Carel Fellinger cfelling at iae.nl
Thu Feb 28 11:29:35 EST 2002


Emile van Sebille <emile at fenx.com> wrote:
> "Remco Gerlich"
>> Compare:
>>
>> for i in 6: print i
>> for i in 6,7: print i
>> for i in 6,7,8: print i
>>
>> You wouldn't think the first line does something different, would you?

> Is that really any different from what we have now:

> for i in "Spam": print i

Yes, it clearly is!  `"Spam"' is a sequence, and iterating over a sequence
is understandable.

> for i in "Spam","and": print i

And here `"Spam", "and"' is a sequence of sequences, and again iterating
over a sequenc--even if it's a sequence of sequences--is understandable.

But iterating over an integer is even after that number theory lessons
we had last night still very hard for me to appreciate.

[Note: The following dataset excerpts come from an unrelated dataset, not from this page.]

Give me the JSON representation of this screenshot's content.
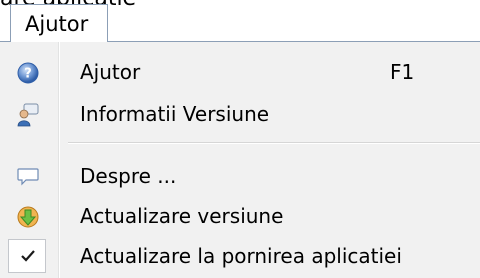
{
  "background_caption": "are aplicatie",
  "menu": {
    "title": "Ajutor",
    "items": [
      {
        "label": "Ajutor",
        "shortcut": "F1",
        "icon": "help-icon"
      },
      {
        "label": "Informatii Versiune",
        "icon": "user-info-icon"
      },
      {
        "label": "Despre ...",
        "icon": "speech-bubble-icon"
      },
      {
        "label": "Actualizare versiune",
        "icon": "update-icon"
      },
      {
        "label": "Actualizare la pornirea aplicatiei",
        "icon": "check-icon",
        "checked": true
      }
    ]
  },
  "colors": {
    "panel": "#f1f1f1",
    "border": "#8c9fb6",
    "help_blue": "#3f6fb8",
    "update_orange": "#e8a13a",
    "update_green": "#5fae3b"
  }
}
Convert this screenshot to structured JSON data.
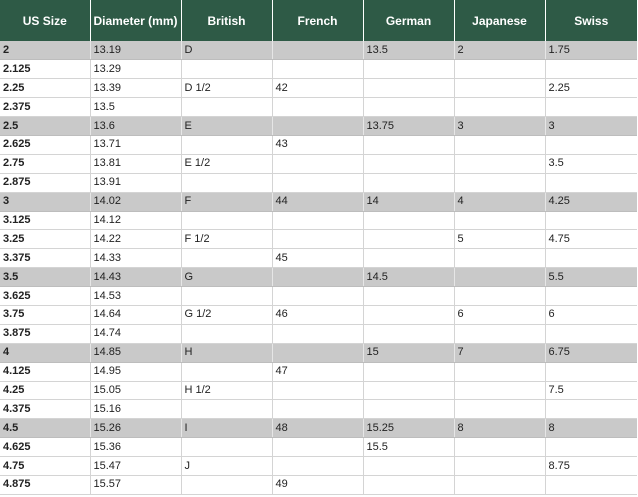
{
  "table": {
    "headers": [
      "US Size",
      "Diameter (mm)",
      "British",
      "French",
      "German",
      "Japanese",
      "Swiss"
    ],
    "rows": [
      {
        "shaded": true,
        "cells": [
          "2",
          "13.19",
          "D",
          "",
          "13.5",
          "2",
          "1.75"
        ]
      },
      {
        "shaded": false,
        "cells": [
          "2.125",
          "13.29",
          "",
          "",
          "",
          "",
          ""
        ]
      },
      {
        "shaded": false,
        "cells": [
          "2.25",
          "13.39",
          "D 1/2",
          "42",
          "",
          "",
          "2.25"
        ]
      },
      {
        "shaded": false,
        "cells": [
          "2.375",
          "13.5",
          "",
          "",
          "",
          "",
          ""
        ]
      },
      {
        "shaded": true,
        "cells": [
          "2.5",
          "13.6",
          "E",
          "",
          "13.75",
          "3",
          "3"
        ]
      },
      {
        "shaded": false,
        "cells": [
          "2.625",
          "13.71",
          "",
          "43",
          "",
          "",
          ""
        ]
      },
      {
        "shaded": false,
        "cells": [
          "2.75",
          "13.81",
          "E 1/2",
          "",
          "",
          "",
          "3.5"
        ]
      },
      {
        "shaded": false,
        "cells": [
          "2.875",
          "13.91",
          "",
          "",
          "",
          "",
          ""
        ]
      },
      {
        "shaded": true,
        "cells": [
          "3",
          "14.02",
          "F",
          "44",
          "14",
          "4",
          "4.25"
        ]
      },
      {
        "shaded": false,
        "cells": [
          "3.125",
          "14.12",
          "",
          "",
          "",
          "",
          ""
        ]
      },
      {
        "shaded": false,
        "cells": [
          "3.25",
          "14.22",
          "F 1/2",
          "",
          "",
          "5",
          "4.75"
        ]
      },
      {
        "shaded": false,
        "cells": [
          "3.375",
          "14.33",
          "",
          "45",
          "",
          "",
          ""
        ]
      },
      {
        "shaded": true,
        "cells": [
          "3.5",
          "14.43",
          "G",
          "",
          "14.5",
          "",
          "5.5"
        ]
      },
      {
        "shaded": false,
        "cells": [
          "3.625",
          "14.53",
          "",
          "",
          "",
          "",
          ""
        ]
      },
      {
        "shaded": false,
        "cells": [
          "3.75",
          "14.64",
          "G 1/2",
          "46",
          "",
          "6",
          "6"
        ]
      },
      {
        "shaded": false,
        "cells": [
          "3.875",
          "14.74",
          "",
          "",
          "",
          "",
          ""
        ]
      },
      {
        "shaded": true,
        "cells": [
          "4",
          "14.85",
          "H",
          "",
          "15",
          "7",
          "6.75"
        ]
      },
      {
        "shaded": false,
        "cells": [
          "4.125",
          "14.95",
          "",
          "47",
          "",
          "",
          ""
        ]
      },
      {
        "shaded": false,
        "cells": [
          "4.25",
          "15.05",
          "H 1/2",
          "",
          "",
          "",
          "7.5"
        ]
      },
      {
        "shaded": false,
        "cells": [
          "4.375",
          "15.16",
          "",
          "",
          "",
          "",
          ""
        ]
      },
      {
        "shaded": true,
        "cells": [
          "4.5",
          "15.26",
          "I",
          "48",
          "15.25",
          "8",
          "8"
        ]
      },
      {
        "shaded": false,
        "cells": [
          "4.625",
          "15.36",
          "",
          "",
          "15.5",
          "",
          ""
        ]
      },
      {
        "shaded": false,
        "cells": [
          "4.75",
          "15.47",
          "J",
          "",
          "",
          "",
          "8.75"
        ]
      },
      {
        "shaded": false,
        "cells": [
          "4.875",
          "15.57",
          "",
          "49",
          "",
          "",
          ""
        ]
      }
    ]
  },
  "colors": {
    "header_background": "#2e5a46",
    "header_text": "#ffffff",
    "shaded_row": "#c9c9c9"
  }
}
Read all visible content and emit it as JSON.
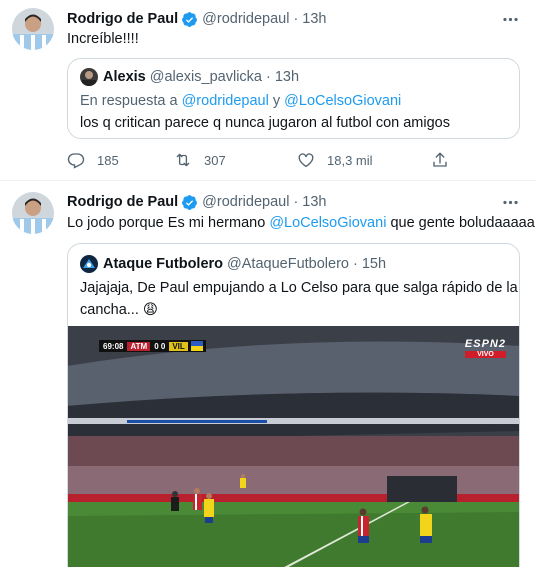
{
  "tweets": [
    {
      "author_name": "Rodrigo de Paul",
      "author_handle": "@rodridepaul",
      "time": "13h",
      "separator": "·",
      "text": "Increíble!!!!",
      "quote": {
        "author_name": "Alexis",
        "author_handle": "@alexis_pavlicka",
        "time": "13h",
        "separator": "·",
        "reply_prefix": "En respuesta a ",
        "reply_user1": "@rodridepaul",
        "reply_and": " y ",
        "reply_user2": "@LoCelsoGiovani",
        "text": "los q critican parece q nunca jugaron al futbol con amigos"
      },
      "actions": {
        "replies": "185",
        "retweets": "307",
        "likes": "18,3 mil"
      }
    },
    {
      "author_name": "Rodrigo de Paul",
      "author_handle": "@rodridepaul",
      "time": "13h",
      "separator": "·",
      "text_before": "Lo jodo porque Es mi hermano ",
      "mention": "@LoCelsoGiovani",
      "text_after": " que gente boludaaaaa 🤦‍♂️",
      "quote": {
        "author_name": "Ataque Futbolero",
        "author_handle": "@AtaqueFutbolero",
        "time": "15h",
        "separator": "·",
        "line1": "Jajajaja, De Paul empujando a Lo Celso para que salga rápido de la",
        "line2": "cancha... 😩",
        "video": {
          "clock": "69:08",
          "home": "ATM",
          "score": "0 0",
          "away": "VIL",
          "network": "ESPN2",
          "live": "VIVO"
        }
      }
    }
  ],
  "colors": {
    "verified": "#1d9bf0",
    "link": "#1d9bf0",
    "muted": "#536471",
    "border": "#cfd9de"
  }
}
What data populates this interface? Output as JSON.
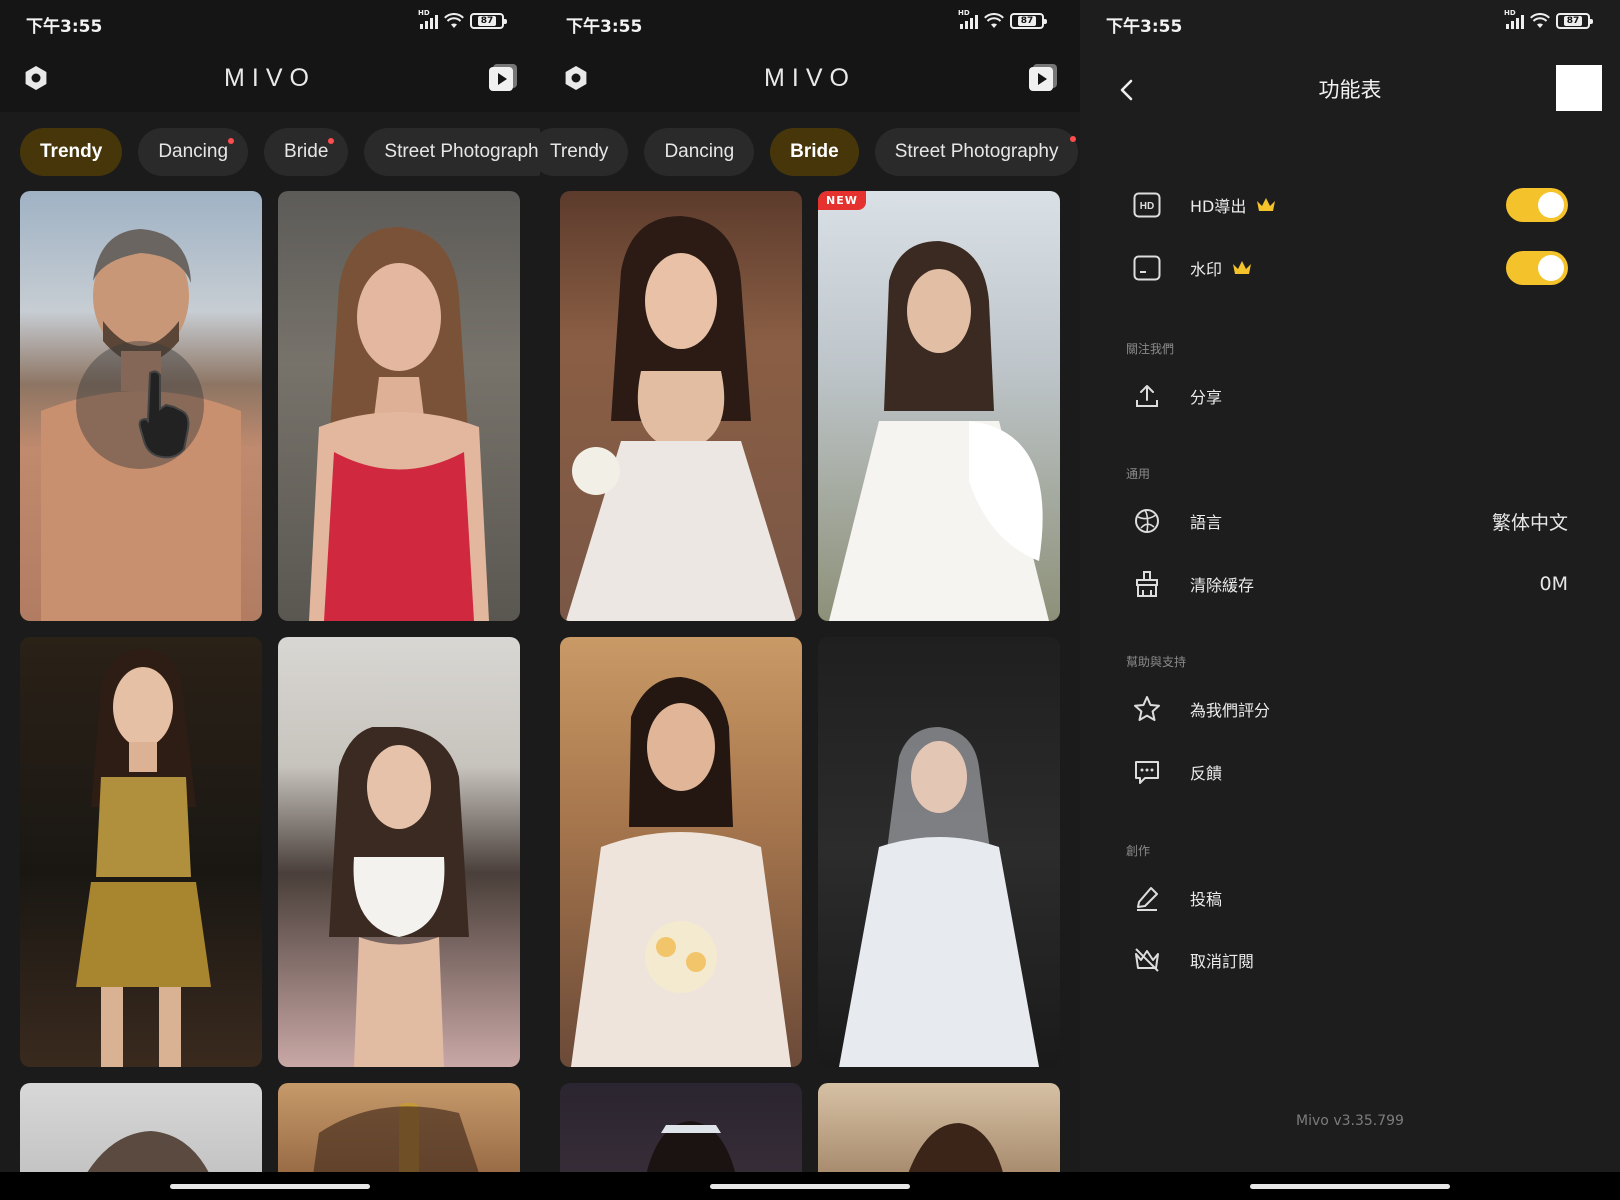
{
  "status": {
    "time": "下午3:55",
    "battery": "87"
  },
  "app": {
    "brand": "MIVO"
  },
  "screen1": {
    "tabs": [
      {
        "label": "Trendy",
        "active": true,
        "dot": false
      },
      {
        "label": "Dancing",
        "active": false,
        "dot": true
      },
      {
        "label": "Bride",
        "active": false,
        "dot": true
      },
      {
        "label": "Street Photograph",
        "active": false,
        "dot": false
      }
    ]
  },
  "screen2": {
    "tabs": [
      {
        "label": "Trendy",
        "active": false,
        "dot": false
      },
      {
        "label": "Dancing",
        "active": false,
        "dot": false
      },
      {
        "label": "Bride",
        "active": true,
        "dot": false
      },
      {
        "label": "Street Photography",
        "active": false,
        "dot": true
      }
    ],
    "new_badge": "NEW"
  },
  "settings": {
    "title": "功能表",
    "hd_export": "HD導出",
    "watermark": "水印",
    "section_follow": "關注我們",
    "share": "分享",
    "section_general": "通用",
    "language": "語言",
    "language_value": "繁体中文",
    "clear_cache": "清除緩存",
    "cache_value": "0M",
    "section_help": "幫助與支持",
    "rate": "為我們評分",
    "feedback": "反饋",
    "section_create": "創作",
    "submit": "投稿",
    "unsubscribe": "取消訂閱",
    "version": "Mivo v3.35.799",
    "hd_toggle_on": true,
    "watermark_toggle_on": true
  },
  "colors": {
    "accent": "#f4c32b",
    "active_tab": "#473609",
    "badge": "#e5322e"
  }
}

> I find the best argument for adding an iter method to ints is that it
> allows me to say:

>     for ii in iter(len(mylist)):

And how would this compare to

      for ii in indici(mylist):

This would read `for all ii in the indici for mylist', extremely clear
to me.  We could even consider enhancing range to accept a list in
case of a single argument.


> However, the clarity and intent conveyed by allowing this, particularly
> for newbies, more than offsets the gotcha's, which, once learned, is the
> same set of gotcha's in place for strings.

And here you lost me. How can turning a single number into a sequence of
all its preceding numbers be easy to understand for someone not versed
in modern number theory or without a crack for weird syntactic sugar.